KSSS <- function(m, n) {
# start with steps based on the inverse of each sample size
values <- sort(unique(c((1:m)/m, (1:n)/n)))
nv <- length(values)
additional.values <- c()  # list the magnitude of differences in values
for (i in 1:(nv-1) ) {
for (j in (i+1):nv) {
}
}
# If no additional.values are greater than the smallest possible
# value of D, return values
return(values)
}
else{
# Include any additional.values greater than the smallest
# possible value of D
values <- values[values >= min(1/nx,1/ny)]
return(values[!duplicated(round(values,12))])
}
}


My questions:

1. Is my reasoning about the set of possible values of $D_{m,n}$ correct?

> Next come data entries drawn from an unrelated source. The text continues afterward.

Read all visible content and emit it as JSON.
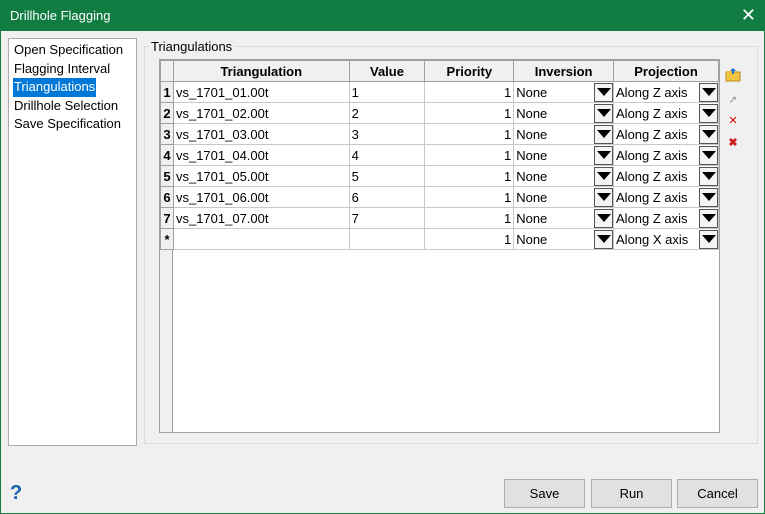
{
  "window": {
    "title": "Drillhole Flagging"
  },
  "nav": {
    "items": [
      "Open Specification",
      "Flagging Interval",
      "Triangulations",
      "Drillhole Selection",
      "Save Specification"
    ],
    "selected": "Triangulations"
  },
  "group": {
    "label": "Triangulations"
  },
  "grid": {
    "headers": [
      "Triangulation",
      "Value",
      "Priority",
      "Inversion",
      "Projection"
    ],
    "rows": [
      {
        "num": "1",
        "triangulation": "vs_1701_01.00t",
        "value": "1",
        "priority": "1",
        "inversion": "None",
        "projection": "Along Z axis"
      },
      {
        "num": "2",
        "triangulation": "vs_1701_02.00t",
        "value": "2",
        "priority": "1",
        "inversion": "None",
        "projection": "Along Z axis"
      },
      {
        "num": "3",
        "triangulation": "vs_1701_03.00t",
        "value": "3",
        "priority": "1",
        "inversion": "None",
        "projection": "Along Z axis"
      },
      {
        "num": "4",
        "triangulation": "vs_1701_04.00t",
        "value": "4",
        "priority": "1",
        "inversion": "None",
        "projection": "Along Z axis"
      },
      {
        "num": "5",
        "triangulation": "vs_1701_05.00t",
        "value": "5",
        "priority": "1",
        "inversion": "None",
        "projection": "Along Z axis"
      },
      {
        "num": "6",
        "triangulation": "vs_1701_06.00t",
        "value": "6",
        "priority": "1",
        "inversion": "None",
        "projection": "Along Z axis"
      },
      {
        "num": "7",
        "triangulation": "vs_1701_07.00t",
        "value": "7",
        "priority": "1",
        "inversion": "None",
        "projection": "Along Z axis"
      },
      {
        "num": "*",
        "triangulation": "",
        "value": "",
        "priority": "1",
        "inversion": "None",
        "projection": "Along X axis"
      }
    ]
  },
  "toolbar": {
    "icons": [
      "open-folder-icon",
      "select-pointer-icon",
      "remove-selected-icon",
      "delete-icon"
    ]
  },
  "buttons": {
    "save": "Save",
    "run": "Run",
    "cancel": "Cancel",
    "help": "?"
  }
}
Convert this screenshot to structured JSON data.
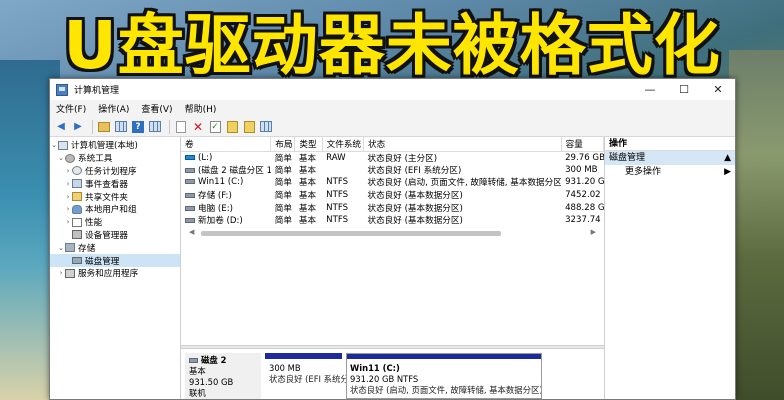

2. Does my code accomplish this? (General improvements to the algorithm welcome :).

References:
Gibbons, J. D. and Chakraborti, S. (2010). Nonparametric Statistical Inference. Chapman & Hall/CRC, 5th edition edition.

• It is possible for $D_{m,n}$ to be zero: this will happen for two identical datasets (up to permutation). Since $S_m \in \{0, 1/m, 2/m, \ldots, 1\}$ and $S_n\in\{0,1/n,2/n, \ldots, 1\},$ wouldn't it be enough to say that the sample space is a subset of the set of their absolute differences? That could be generated (in ascending order) in R with a single line, function(m,n) sort(unique(c(outer(0:m, 0:n, function(i,j) abs(i*n-j*m))))) / (m*n) Indeed, by leaving off the final /(m*n) you will generate the numerators of all the fractions, producing exact results.
– whuber
Jun 29 '18 at 18:08
• Thank you, whuber (for both insights)! I would be delighted to accept that as an answer. :) Jun 29 '18 at 18:18
• Hmm... I was really just feeling you out for clarification of your question :-).
– whuber
Jun 29 '18 at 18:25
• @whuber too bad you are such a natural with the bullseye answers. ;) Jun 29 '18 at 18:27

It is possible for $D_{m,n}$ to be zero: this will happen when the K-S test is applied to two identical datasets (up to permutation).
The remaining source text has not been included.